Comme indiqué dans le texte de la loi, le mariage avec des étrangers n'exclut pas les Libyens de la nécessité d'obtenir l'approbation du comité du ministère des Affaires sociales. Cependant, la différence réside dans les implications de la distinction entre enfants nés de libyens masculins ou féminins.

Les enfants nés d'un homme libyen jouissent de la nationalité et des droits de citoyenneté comme s'ils étaient nés d'une mère libyenne. Ils jouissent des droits civils, politiques, économiques et sociaux égaux à ceux des parents libyens. Cependant, les enfants nés d'une mère libyenne mariée à un étranger ne jouissent pas de ces droits.

M. Kh., 33 ans, est une femme libyenne mariée à un ressortissant égyptien depuis plusieurs années. Elle a dit qu'elle regrettait son mariage chaque fois qu'elle pensait à son sort et à celui de son fils et de son mari, kidnappé par des groupes armés.

Dans son témoignage à l’équipe Euro-Med, M. Kh. «Si j'avais épousé un libyen, j'aurais pu obtenir une carte d'identité pour mon fils. Mais parce que je suis marié à un étranger, je ne peux pas le faire sans l'approbation du ministère des Affaires sociales. »

M. Kh. a expliqué qu'il lui était difficile d'obtenir des documents auprès de l'état civil de l'État libyen, qui refuse de traiter avec une femme libyenne mariée à un ressortissant étranger ou avec ses enfants, en particulier si le mariage était conclu sans l'approbation du ministère des Affaires sociales.

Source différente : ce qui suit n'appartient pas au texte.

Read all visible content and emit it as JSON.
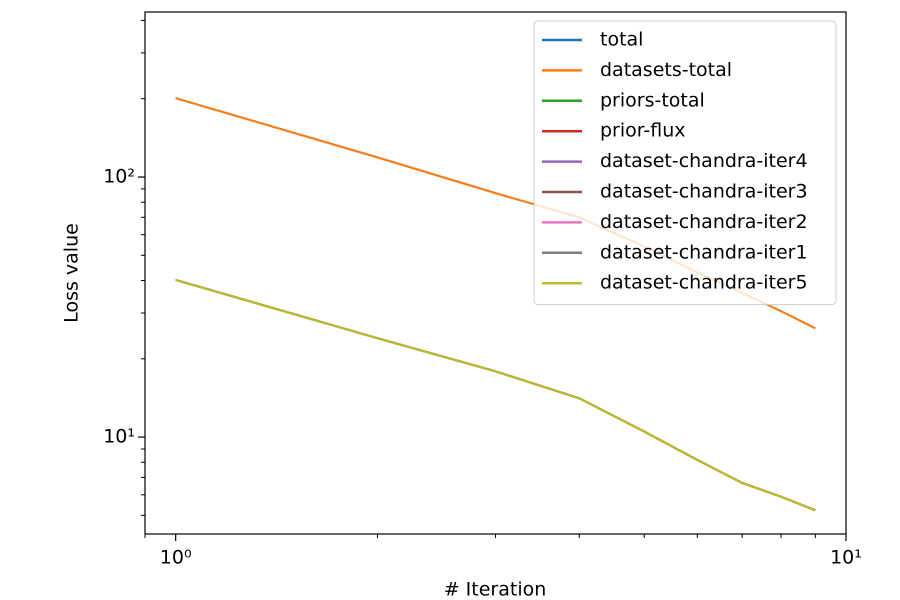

"Les droits des femmes et des hommes doivent être égaux en ce qui concerne l'acquisition et l'octroi de la citoyenneté à leurs enfants", a déclaré Sarah Pritchett, la porte-parole d'Euro-Med. Les articles 2 (a) et 9 de la Convention sur l'élimination de toutes les formes de discrimination à l'égard des femmes (CEDAW) affirment la nécessité de l'égalité entre hommes et femmes.

Ils soulignent également la nécessité d'incorporer ce principe dans leurs lois, y compris l'égalité dans le droit d'acquérir la nationalité et d'octroyer la citoyenneté à leurs enfants.

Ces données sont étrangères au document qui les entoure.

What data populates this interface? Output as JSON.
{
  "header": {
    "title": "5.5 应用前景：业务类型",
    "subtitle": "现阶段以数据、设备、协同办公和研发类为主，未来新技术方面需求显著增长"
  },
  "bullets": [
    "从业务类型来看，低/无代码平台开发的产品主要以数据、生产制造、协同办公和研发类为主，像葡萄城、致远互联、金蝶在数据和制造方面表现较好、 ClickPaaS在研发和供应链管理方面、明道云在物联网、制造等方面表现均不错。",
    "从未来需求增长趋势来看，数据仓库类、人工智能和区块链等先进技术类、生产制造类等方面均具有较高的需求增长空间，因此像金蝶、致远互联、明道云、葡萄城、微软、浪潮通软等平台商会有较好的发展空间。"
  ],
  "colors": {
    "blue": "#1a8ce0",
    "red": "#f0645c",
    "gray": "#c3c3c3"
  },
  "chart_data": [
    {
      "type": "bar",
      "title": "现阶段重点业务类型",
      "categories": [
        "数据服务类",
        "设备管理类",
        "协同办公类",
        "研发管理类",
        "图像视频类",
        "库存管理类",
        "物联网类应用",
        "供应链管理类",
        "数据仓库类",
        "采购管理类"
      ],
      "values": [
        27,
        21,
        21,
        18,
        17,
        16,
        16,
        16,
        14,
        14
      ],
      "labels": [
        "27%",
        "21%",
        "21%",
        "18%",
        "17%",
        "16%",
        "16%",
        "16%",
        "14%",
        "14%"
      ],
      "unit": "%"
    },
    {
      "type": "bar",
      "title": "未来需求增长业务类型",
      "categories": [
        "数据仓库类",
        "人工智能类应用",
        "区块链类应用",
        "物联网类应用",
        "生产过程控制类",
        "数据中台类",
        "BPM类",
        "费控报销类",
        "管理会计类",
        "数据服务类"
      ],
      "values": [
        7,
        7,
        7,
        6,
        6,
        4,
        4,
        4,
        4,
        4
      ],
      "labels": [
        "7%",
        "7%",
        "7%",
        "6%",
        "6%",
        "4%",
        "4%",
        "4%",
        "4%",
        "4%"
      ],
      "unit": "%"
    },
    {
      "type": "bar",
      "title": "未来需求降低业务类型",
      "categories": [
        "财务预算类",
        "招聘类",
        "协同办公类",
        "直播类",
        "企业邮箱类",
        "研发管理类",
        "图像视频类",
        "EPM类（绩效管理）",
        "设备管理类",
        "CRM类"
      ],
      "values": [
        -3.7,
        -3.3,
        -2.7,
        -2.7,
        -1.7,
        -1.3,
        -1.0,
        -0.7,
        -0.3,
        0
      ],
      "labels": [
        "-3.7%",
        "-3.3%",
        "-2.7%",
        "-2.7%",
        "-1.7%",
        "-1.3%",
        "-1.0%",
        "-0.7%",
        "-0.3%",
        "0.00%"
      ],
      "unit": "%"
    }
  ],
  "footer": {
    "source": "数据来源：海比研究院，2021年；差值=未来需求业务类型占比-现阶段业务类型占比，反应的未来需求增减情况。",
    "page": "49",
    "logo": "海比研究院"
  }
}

La Convention oblige les Etats à accorder aux femmes des droits égaux en termes d’acquisition, de conservation ou de changement de nationalité, ce qui est la même disposition contenue dans le Protocole à la Charte africaine des droits de l’homme et des peuples sur les droits des femmes en Afrique (ou le Protocole de Maputo), que la Libye a ratifié.

Toute personne a droit à la nationalité. Telle était l'essence du texte de l'article 15 de la Déclaration universelle des droits de l'homme (1948). L'article 24/3 du Pacte international relatif aux droits civils et politiques, que la Libye avait ratifié sans réserves en 1970, stipule que: "tout enfant a le droit d'acquérir une nationalité" et l'article 3 du même pacte énonce le devoir des États de garantir aux hommes et aux femmes le même droit de jouir de tous les droits civils et politiques consacrés dans le Pacte.

L'Observatoire Euro-Méditerranéen des Droits de l’Homme appelle les autorités libyennes à modifier la Loi sur le mariage entre non-Libyens et Libyens No. 15 de 1984 pour garantir le droit des femmes libyennes et leur liberté de choisir leur partenaire conformément aux conventions internationales ratifiées par la Libye.

Euro-Med espère également que les législateurs en Libye redoubleront d’efforts pour garantir les droits des femmes en Libye et leur égalité avec les hommes, en particulier en ce qui concerne le droit d’accorder la nationalité à leurs enfants.